Besides, pursuing the chimera of massive Coastal Zone development does more for corporate stock options than actually fixing downtown Wilmington every would.

This is where I come back in ...

... with apologies (or appreciation) to kavips.

So I ran and lost, and knew I was going to lose well before the event, but not how badly.

So I learned that no matter how well they make think of you personally, people (at least humanoids in Delaware) will not pull the lever for a third-party candidate in great numbers.  There were several other examples of this on the ballot, from Catherine Damavandi (the most qualified Attorney General candidate, who couldn't break 5%) to Rose Izzo (about whose qualifications the less said the better, but a GOP label netted her 35%--certainly wasn't her debate performance).

A lot of other things I learned, the most valuable of which were not political.

I learned that even had I won the election it would not have substituted for time I should have been spending with the 11-year-old grandson that Faith and I are raising.

I learned (or at least had re-emphasized) that you don't have to be in office to affect policy in Delaware (although it sure does help when the money is being passed about).

I learned that you can't beat an incumbent who represents the cadillac of constituent services, and who--even when he is dead wrong in his votes--is such a nice guy that nobody can campaign against his record.
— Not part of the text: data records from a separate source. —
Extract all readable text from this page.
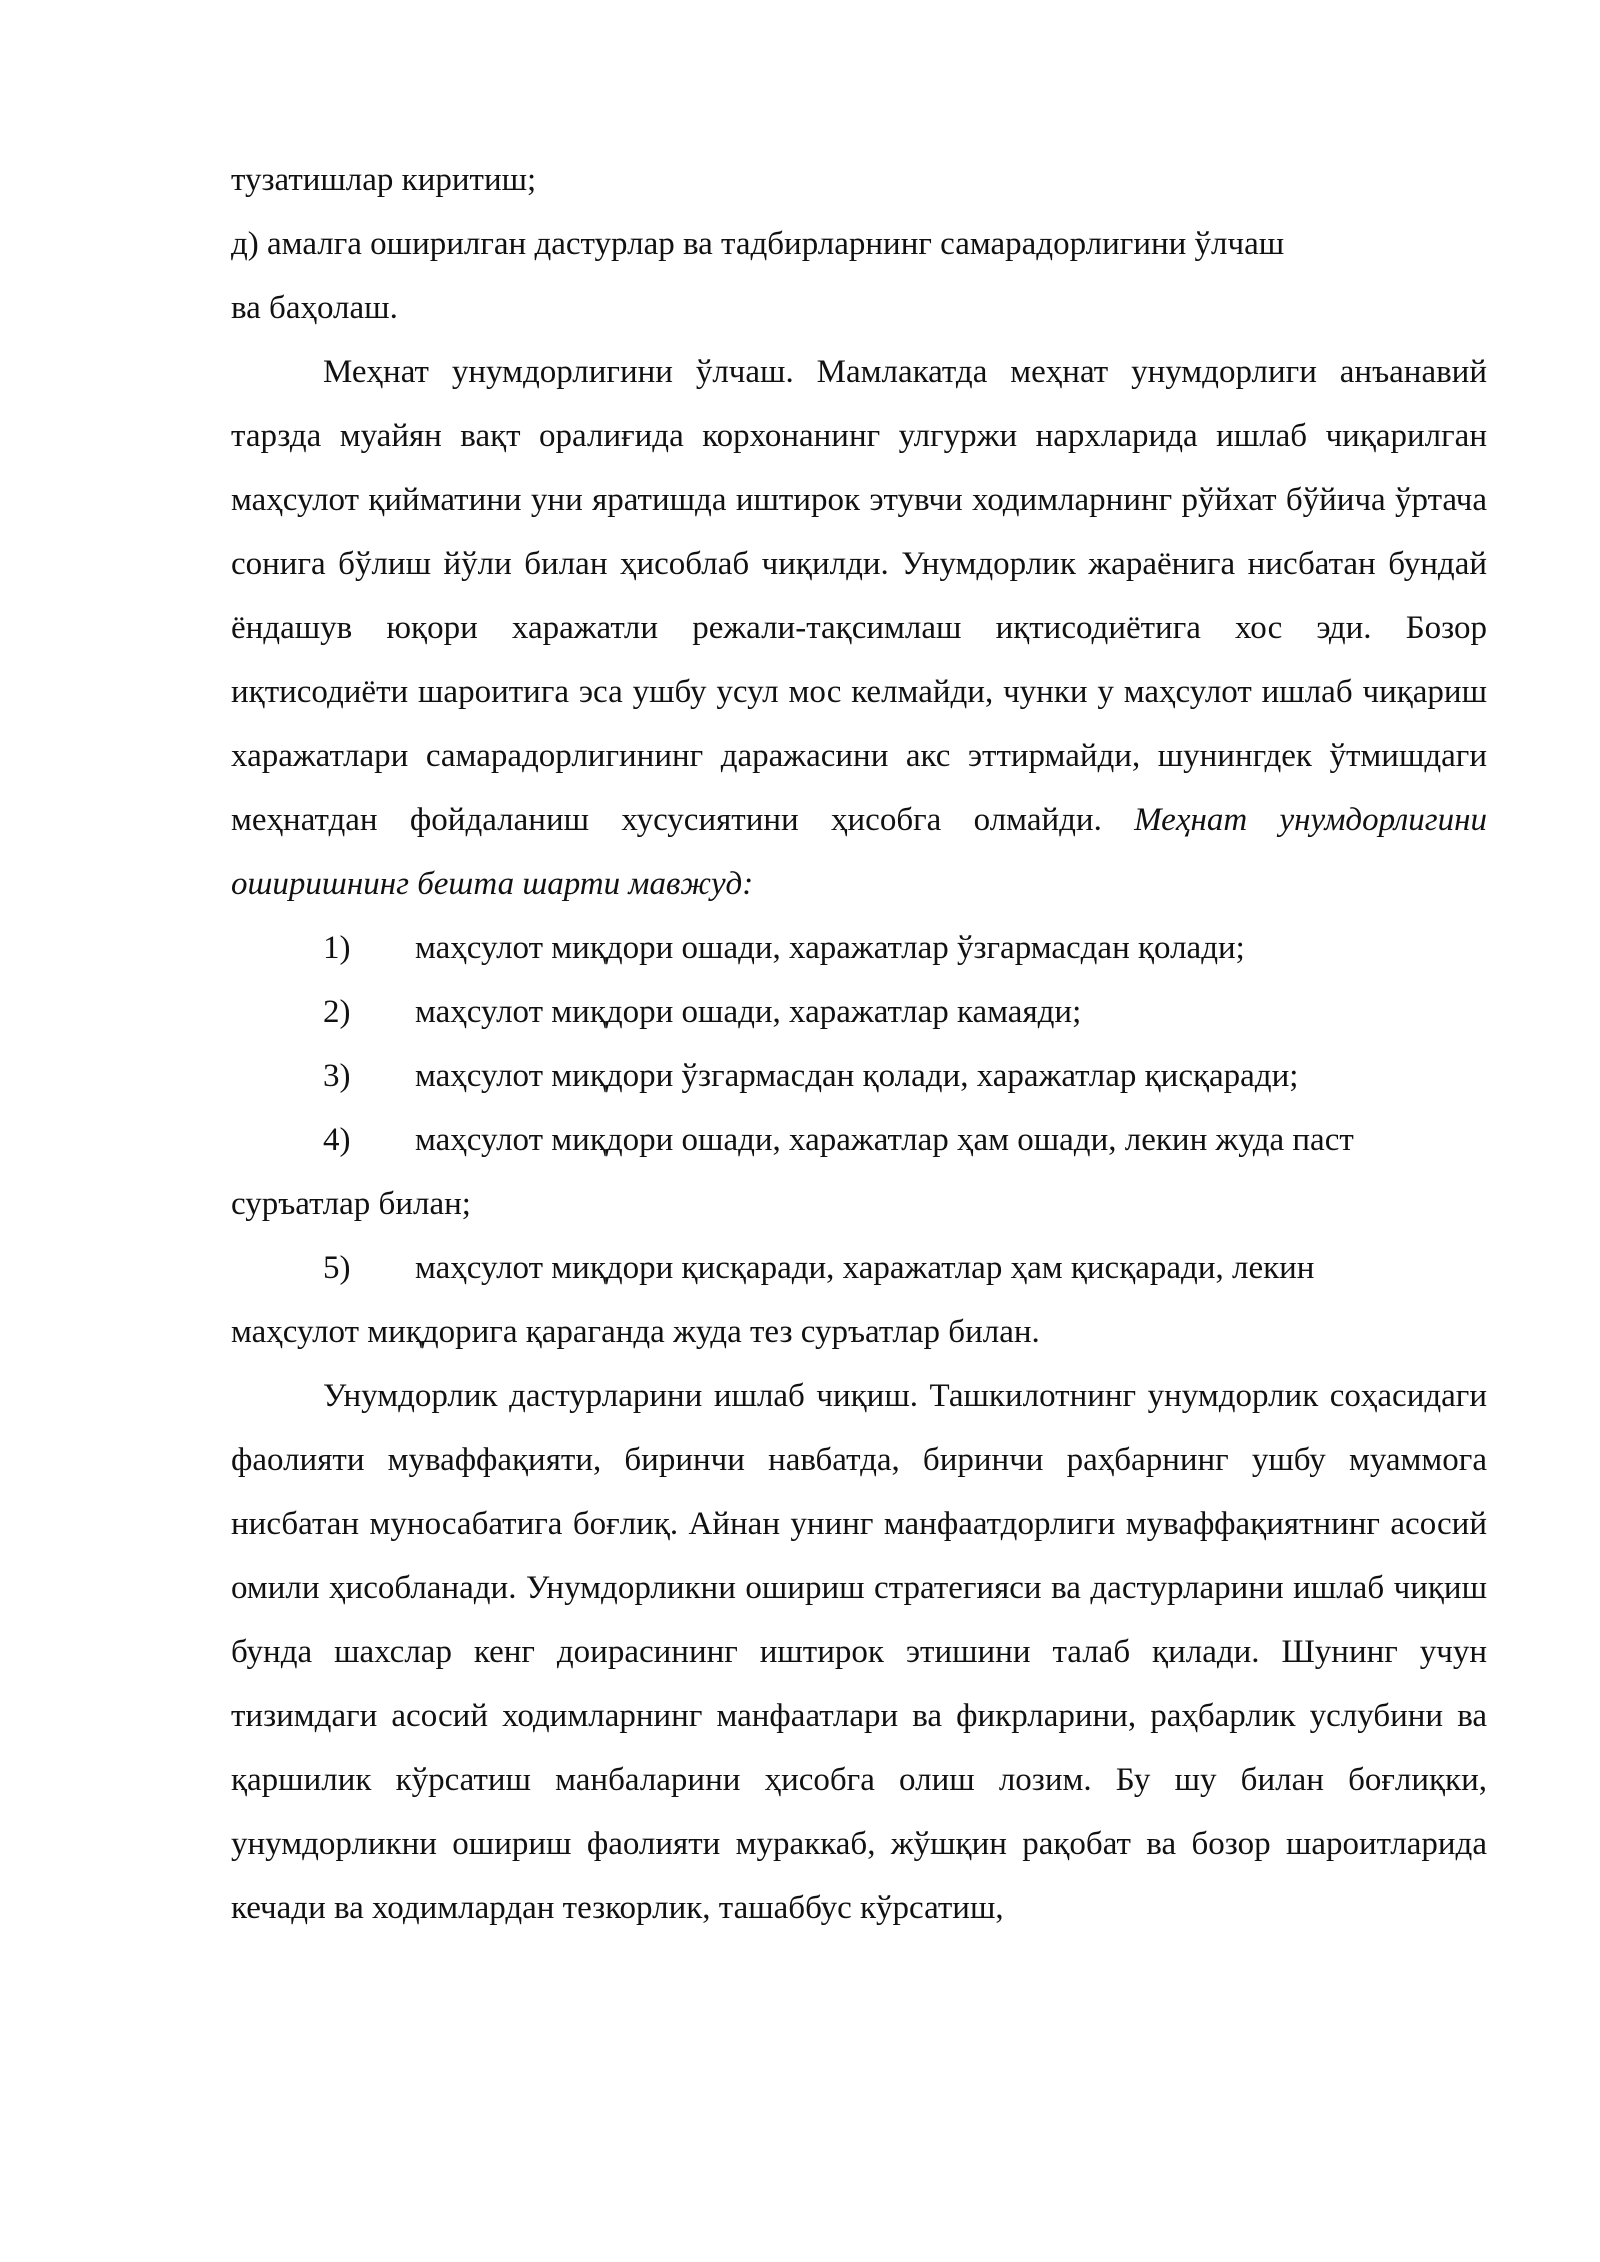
тузатишлар киритиш;

д) амалга оширилган дастурлар ва тадбирларнинг самарадорлигини ўлчаш

ва баҳолаш.

Меҳнат унумдорлигини ўлчаш. Мамлакатда меҳнат унумдорлиги анъанавий тарзда муайян вақт оралиғида корхонанинг улгуржи нархларида ишлаб чиқарилган маҳсулот қийматини уни яратишда иштирок этувчи ходимларнинг рўйхат бўйича ўртача сонига бўлиш йўли билан ҳисоблаб чиқилди. Унумдорлик жараёнига нисбатан бундай ёндашув юқори харажатли режали-тақсимлаш иқтисодиётига хос эди. Бозор иқтисодиёти шароитига эса ушбу усул мос келмайди, чунки у маҳсулот ишлаб чиқариш харажатлари самарадорлигининг даражасини акс эттирмайди, шунингдек ўтмишдаги меҳнатдан фойдаланиш хусусиятини ҳисобга олмайди. Меҳнат унумдорлигини оширишнинг бешта шарти мавжуд:

1)	маҳсулот миқдори ошади, харажатлар ўзгармасдан қолади;
2)	маҳсулот миқдори ошади, харажатлар камаяди;
3)	маҳсулот миқдори ўзгармасдан қолади, харажатлар қисқаради;
4)	маҳсулот миқдори ошади, харажатлар ҳам ошади, лекин жуда паст

суръатлар билан;

5)	маҳсулот миқдори қисқаради, харажатлар ҳам қисқаради, лекин

маҳсулот миқдорига қараганда жуда тез суръатлар билан.

Унумдорлик дастурларини ишлаб чиқиш. Ташкилотнинг унумдорлик соҳасидаги фаолияти муваффақияти, биринчи навбатда, биринчи раҳбарнинг ушбу муаммога нисбатан муносабатига боғлиқ. Айнан унинг манфаатдорлиги муваффақиятнинг асосий омили ҳисобланади. Унумдорликни ошириш стратегияси ва дастурларини ишлаб чиқиш бунда шахслар кенг доирасининг иштирок этишини талаб қилади. Шунинг учун тизимдаги асосий ходимларнинг манфаатлари ва фикрларини, раҳбарлик услубини ва қаршилик кўрсатиш манбаларини ҳисобга олиш лозим. Бу шу билан боғлиқки, унумдорликни ошириш фаолияти мураккаб, жўшқин рақобат ва бозор шароитларида кечади ва ходимлардан тезкорлик, ташаббус кўрсатиш,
I learned that I am interested and passionate about a lot of things I really wanted to talk about or blog about, but didn't, because they had nothing to do with winning.

I learned that winning is overrated, even when losing still sucks.

And, most importantly (at least today, this hour), I learned that I cannot contain or express my worldview within the confines of any particular ideology, although the ideology with which I still feel the most affinity would be libertarianism.

I'm coming to grips with the fact that no ideology--not libertarianism, not conservatism, not progressivism--is actually a tool for solving problems.  At best they are intellectual focusing devices, and at worst they are straightjackets that not only cut off most conversations, but almost all circulation at the neck.

Purity tests are for Puritans, as are tall black hats and big belt buckles, none of which interest me.

Ideologies, inherently, simplify your world view.  Unfortunately, the world is a complex, nuanced, complicated, dirty, messy place, wherein there are good people in the service of bad ideas, and good ideas defeated by their earliest encounters with reality.

I'd rather have a system of ethics than an ideology.

So I'm starting over here, in a sense.  As a historian I know that all phenomena involve both continuity and change.  I'm still the same person, with the same background, the same interests, the same flaws, and the same leanings, that I was about seven years ago when I first started publishing The Delaware Libertarian.  I'm just unwilling to confine my ideas, my observations, or my potential solutions to that framework any more.

So, in what will probably be fits and starts, I'm going to try the next step of my personal evolution, and just be ... Steve Newton.  If my ideas and observations have any merit, such merit will remain no matter what the title; if not, Libertarians shouldn't take the fall for my transgressions (not that you can fall too hard from a distance of 1-2%).

I will endeavor to be interesting, but I will not worry a great deal about consistency (thank you, Ralph Waldo Emerson), and I will write what pleases me.  If anybody reads, great.  If not, that's also fine.  I don't expect to make a living, or even a side income, from blogging.

I liked the rather bizarre title when kavips accidentally put it together a couple of years ago, and it has niggled at the back of my brain (brane) ever since.  The best whiskey is blended, then carefully aged, and consumed neat.  Not everyone will like it.  It doesn't matter because (at least for the moment) I don't care.  I hope my friends will stick around for awhile to see if this ages into something good, but if they don't, I'll understand.